En mars 2001, alors que « l’affaire Michaud » continuait d’empoisonner l’atmosphère, le président de la section québécoise de B’nai Brith, Robert Libman, avait voulu calmer les esprits en déclarant que les propos tenus par Yves Michaud devant la commission des États généraux sur la langue avaient été « incroyablement déformés » et qu’il avait été injustement accusé d’antisémitisme.

Certes, cela n’a pas suffi à convaincre l’Assemblée nationale de revenir sur la motion de blâme qu’elle avait adoptée à l’unanimité trois mois plus tôt, qui demeure une page sombre dans l’histoire du parlementarisme québécois, mais plusieurs de ceux qui avaient voté en faveur de la motion ont fini par reconnaître qu’ils avaient commis une erreur.


Dimanche, une autre porte-parole de B’nai Brith, Anna Ahronheim, a cru bon de remettre les pendules à l’heure en ce qui concerne le projet de loi sur la tenue d’élections générales à date fixe, que l’opposition libérale voulait faire amender pour tenir compte des fêtes religieuses.

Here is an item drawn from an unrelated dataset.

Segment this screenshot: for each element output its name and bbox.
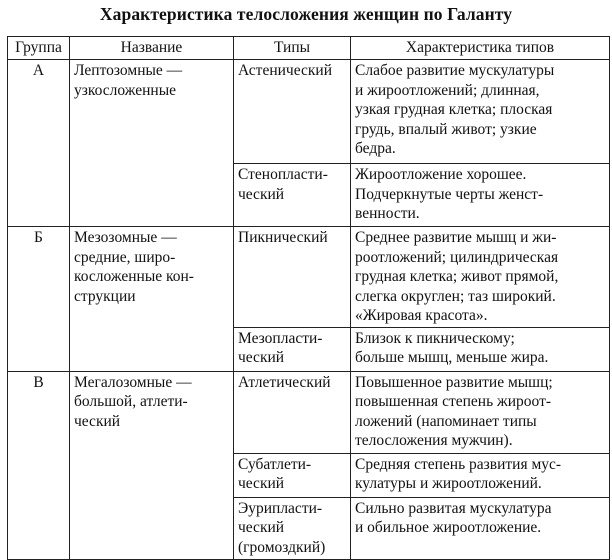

En vertu du projet de loi, les prochaines élections auront lieu le premier lundi d’octobre 2016, ce qui coïncidera cette année-là avec Roch Hachana, le nouvel an juif. Le député libéral de D’Arcy McGee, Lawrence Bergman, celui-là même qui avait présenté la motion de blâme contre M. Michaud, estimait que cela priverait les électeurs juifs de leur droit de vote. Selon Mme Ahronheim, il n’y a aucun problème puisqu’ils pourront voter par anticipation.


Qui plus est, il s’agit d’un scénario purement théorique, dans la mesure où la possibilité que des élections soient tenues en octobre 2016 est presque nulle. Le gouvernement minoritaire de Pauline Marois ne tiendra certainement pas jusque-là et les élections suivantes auraient lieu plusieurs années plus tard.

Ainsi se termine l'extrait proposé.